What is Core DAO Dual Staking?
Core DAO’s Non-Custodial Bitcoin Staking allows users to delegate their BTC through the Core network, retaining control over their assets. Dual Staking enhances this, enabling staking of both BTC and CORE tokens for increased rewards. The more CORE tokens staked, the higher the yield. It's powered by the Satoshi Plus consensus, combining Delegated Proof of Work and Delegated Proof of Stake.
Getting Started with Dual Staking
You need a supported Bitcoin wallet (Xverse, Unisat, or OKX Wallet) and a Core Wallet address for rewards. A minimum of 0.01 BTC and 1 CORE token is required. Transactions involve gas fees, so ensure you have enough funds to cover them.
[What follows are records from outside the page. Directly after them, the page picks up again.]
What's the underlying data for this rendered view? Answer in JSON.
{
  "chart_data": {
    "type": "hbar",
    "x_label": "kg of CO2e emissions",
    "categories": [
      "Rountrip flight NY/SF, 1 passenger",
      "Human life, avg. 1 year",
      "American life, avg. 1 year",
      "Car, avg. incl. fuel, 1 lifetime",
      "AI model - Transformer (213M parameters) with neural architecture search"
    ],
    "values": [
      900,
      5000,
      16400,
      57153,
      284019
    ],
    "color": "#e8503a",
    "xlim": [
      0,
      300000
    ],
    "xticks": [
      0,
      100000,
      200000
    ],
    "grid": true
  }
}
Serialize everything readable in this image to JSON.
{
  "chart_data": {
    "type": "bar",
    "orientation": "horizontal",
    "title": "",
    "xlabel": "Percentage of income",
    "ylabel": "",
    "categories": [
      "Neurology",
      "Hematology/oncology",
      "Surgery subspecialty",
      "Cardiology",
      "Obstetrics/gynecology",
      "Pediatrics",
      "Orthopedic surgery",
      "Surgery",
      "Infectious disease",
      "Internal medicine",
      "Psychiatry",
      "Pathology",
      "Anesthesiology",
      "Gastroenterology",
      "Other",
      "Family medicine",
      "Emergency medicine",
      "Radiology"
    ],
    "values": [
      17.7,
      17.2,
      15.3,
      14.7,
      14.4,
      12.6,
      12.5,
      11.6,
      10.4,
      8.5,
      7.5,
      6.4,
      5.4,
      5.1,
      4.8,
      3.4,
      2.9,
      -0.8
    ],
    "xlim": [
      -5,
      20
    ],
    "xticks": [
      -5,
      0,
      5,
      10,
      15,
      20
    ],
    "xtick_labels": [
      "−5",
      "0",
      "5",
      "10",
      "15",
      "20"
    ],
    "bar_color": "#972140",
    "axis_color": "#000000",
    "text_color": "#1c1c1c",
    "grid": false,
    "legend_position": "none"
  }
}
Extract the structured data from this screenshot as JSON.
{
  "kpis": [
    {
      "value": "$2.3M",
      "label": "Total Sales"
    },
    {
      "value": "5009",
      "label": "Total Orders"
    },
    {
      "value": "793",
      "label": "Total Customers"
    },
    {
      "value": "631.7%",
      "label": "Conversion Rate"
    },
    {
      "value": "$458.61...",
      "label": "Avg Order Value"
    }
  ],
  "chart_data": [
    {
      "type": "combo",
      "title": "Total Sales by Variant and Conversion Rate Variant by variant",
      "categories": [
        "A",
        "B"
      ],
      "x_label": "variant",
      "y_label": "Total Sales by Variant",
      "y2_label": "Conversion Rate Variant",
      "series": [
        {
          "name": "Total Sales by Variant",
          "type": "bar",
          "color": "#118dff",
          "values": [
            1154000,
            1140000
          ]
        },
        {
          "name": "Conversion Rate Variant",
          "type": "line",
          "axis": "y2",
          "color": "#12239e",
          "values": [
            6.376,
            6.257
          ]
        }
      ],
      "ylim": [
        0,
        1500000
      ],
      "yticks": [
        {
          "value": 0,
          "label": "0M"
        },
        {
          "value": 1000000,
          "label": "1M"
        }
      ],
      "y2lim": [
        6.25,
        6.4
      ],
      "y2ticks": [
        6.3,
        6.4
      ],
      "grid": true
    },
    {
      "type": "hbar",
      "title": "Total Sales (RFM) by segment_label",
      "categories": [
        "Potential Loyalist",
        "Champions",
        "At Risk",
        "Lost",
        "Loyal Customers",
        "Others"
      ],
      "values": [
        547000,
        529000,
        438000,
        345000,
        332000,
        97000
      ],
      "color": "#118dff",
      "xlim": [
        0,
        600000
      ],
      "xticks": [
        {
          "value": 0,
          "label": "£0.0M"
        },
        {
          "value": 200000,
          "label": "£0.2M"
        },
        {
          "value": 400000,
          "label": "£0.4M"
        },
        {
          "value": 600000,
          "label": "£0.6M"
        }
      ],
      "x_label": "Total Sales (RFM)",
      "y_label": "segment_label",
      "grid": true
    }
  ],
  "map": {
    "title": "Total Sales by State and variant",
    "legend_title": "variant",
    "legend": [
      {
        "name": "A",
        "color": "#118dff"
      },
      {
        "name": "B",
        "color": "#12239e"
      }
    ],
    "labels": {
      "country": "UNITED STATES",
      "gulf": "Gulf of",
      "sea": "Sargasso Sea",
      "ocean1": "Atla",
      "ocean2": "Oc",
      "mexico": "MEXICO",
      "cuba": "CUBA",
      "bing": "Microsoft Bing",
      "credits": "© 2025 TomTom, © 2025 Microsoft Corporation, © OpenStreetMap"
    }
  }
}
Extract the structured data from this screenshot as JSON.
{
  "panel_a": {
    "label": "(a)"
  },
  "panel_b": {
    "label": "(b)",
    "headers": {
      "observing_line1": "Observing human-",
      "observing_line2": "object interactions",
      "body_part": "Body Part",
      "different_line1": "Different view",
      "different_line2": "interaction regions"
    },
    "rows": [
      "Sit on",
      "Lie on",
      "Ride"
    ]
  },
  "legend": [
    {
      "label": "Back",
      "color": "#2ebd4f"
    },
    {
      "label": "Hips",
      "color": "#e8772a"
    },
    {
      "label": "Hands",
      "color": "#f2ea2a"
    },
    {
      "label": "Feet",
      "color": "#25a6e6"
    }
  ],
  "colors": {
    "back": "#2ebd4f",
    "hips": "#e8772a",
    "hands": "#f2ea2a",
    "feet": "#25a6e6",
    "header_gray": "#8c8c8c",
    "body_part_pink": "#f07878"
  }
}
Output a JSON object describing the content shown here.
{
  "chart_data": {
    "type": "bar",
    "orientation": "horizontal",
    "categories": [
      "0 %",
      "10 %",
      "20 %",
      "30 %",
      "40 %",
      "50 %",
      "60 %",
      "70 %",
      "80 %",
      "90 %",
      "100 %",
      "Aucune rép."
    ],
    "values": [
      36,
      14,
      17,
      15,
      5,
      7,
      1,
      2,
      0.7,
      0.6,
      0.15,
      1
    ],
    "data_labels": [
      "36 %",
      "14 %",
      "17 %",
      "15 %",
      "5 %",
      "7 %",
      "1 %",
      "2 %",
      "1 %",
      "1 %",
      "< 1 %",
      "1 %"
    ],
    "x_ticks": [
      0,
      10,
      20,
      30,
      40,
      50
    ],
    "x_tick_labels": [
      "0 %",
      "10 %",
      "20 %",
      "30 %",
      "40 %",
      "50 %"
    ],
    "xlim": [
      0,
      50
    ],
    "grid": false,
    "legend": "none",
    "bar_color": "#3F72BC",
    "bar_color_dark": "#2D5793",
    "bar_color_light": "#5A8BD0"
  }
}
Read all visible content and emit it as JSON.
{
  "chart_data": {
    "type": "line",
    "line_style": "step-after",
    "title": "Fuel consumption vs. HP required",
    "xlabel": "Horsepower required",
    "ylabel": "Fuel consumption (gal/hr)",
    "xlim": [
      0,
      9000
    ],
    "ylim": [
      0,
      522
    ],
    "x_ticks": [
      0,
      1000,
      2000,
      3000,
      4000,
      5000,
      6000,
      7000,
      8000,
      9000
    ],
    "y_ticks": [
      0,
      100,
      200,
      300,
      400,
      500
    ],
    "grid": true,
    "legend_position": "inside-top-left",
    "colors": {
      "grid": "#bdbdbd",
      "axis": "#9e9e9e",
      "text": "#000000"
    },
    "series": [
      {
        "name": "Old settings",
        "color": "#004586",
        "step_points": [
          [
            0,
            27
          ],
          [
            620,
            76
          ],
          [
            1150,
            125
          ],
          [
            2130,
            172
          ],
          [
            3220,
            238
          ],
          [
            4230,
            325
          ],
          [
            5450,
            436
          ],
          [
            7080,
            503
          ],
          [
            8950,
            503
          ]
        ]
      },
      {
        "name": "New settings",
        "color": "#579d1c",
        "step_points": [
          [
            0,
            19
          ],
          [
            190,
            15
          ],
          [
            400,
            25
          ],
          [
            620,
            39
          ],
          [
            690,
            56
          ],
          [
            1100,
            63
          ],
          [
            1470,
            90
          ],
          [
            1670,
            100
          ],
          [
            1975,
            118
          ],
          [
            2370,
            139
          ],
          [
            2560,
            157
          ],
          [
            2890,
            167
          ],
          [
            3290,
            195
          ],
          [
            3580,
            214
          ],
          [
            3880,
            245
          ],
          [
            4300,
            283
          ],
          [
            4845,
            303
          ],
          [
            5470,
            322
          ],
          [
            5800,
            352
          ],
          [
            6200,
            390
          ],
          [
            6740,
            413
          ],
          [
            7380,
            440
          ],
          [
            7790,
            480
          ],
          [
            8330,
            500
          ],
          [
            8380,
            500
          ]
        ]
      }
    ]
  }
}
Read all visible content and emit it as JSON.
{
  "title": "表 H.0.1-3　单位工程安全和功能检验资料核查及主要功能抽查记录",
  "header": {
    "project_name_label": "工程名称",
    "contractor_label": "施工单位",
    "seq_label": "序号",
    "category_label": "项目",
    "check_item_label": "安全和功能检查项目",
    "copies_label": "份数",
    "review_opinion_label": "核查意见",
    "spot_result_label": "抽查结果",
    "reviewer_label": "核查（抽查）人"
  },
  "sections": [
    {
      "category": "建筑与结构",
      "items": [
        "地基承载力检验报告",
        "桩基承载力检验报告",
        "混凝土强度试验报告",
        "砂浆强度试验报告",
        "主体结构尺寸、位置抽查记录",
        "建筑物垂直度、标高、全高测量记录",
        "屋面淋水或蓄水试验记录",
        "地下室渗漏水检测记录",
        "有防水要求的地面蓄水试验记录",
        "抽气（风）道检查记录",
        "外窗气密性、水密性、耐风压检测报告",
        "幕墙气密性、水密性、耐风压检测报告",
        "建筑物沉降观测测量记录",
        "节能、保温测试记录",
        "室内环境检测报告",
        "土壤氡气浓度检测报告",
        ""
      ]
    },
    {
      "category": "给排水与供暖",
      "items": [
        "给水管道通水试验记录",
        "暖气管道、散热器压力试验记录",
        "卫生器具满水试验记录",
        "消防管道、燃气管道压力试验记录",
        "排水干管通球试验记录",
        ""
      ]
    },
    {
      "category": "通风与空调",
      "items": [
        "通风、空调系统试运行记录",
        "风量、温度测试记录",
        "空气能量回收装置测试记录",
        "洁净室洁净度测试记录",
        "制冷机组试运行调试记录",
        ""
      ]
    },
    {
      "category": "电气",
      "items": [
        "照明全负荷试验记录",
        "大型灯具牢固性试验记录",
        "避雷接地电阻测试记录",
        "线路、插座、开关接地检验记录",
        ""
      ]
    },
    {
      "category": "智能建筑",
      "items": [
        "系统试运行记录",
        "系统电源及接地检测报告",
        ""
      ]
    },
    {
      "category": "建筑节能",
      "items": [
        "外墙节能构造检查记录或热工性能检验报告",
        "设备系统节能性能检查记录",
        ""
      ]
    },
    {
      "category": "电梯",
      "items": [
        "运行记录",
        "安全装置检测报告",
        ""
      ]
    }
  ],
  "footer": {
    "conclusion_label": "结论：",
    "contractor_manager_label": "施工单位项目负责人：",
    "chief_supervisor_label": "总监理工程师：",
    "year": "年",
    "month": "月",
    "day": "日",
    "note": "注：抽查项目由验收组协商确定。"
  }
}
Key Considerations for Stakers
Staking addresses can differ from regular Bitcoin addresses. Funds are locked until the staking period ends. Selecting appropriating locking periods is crucial to optimizing yields. Dual Staking boosts BTC staker rewards via predefined CORE staking thresholds. Expected updates in staking ratios aim for network sustainability and security.
Core DAO’s Dual Staking program offers enhanced earnings by combining BTC and CORE tokens. Changes in staking ratios aim to create a fair economic balance, making the program appealing to participating users.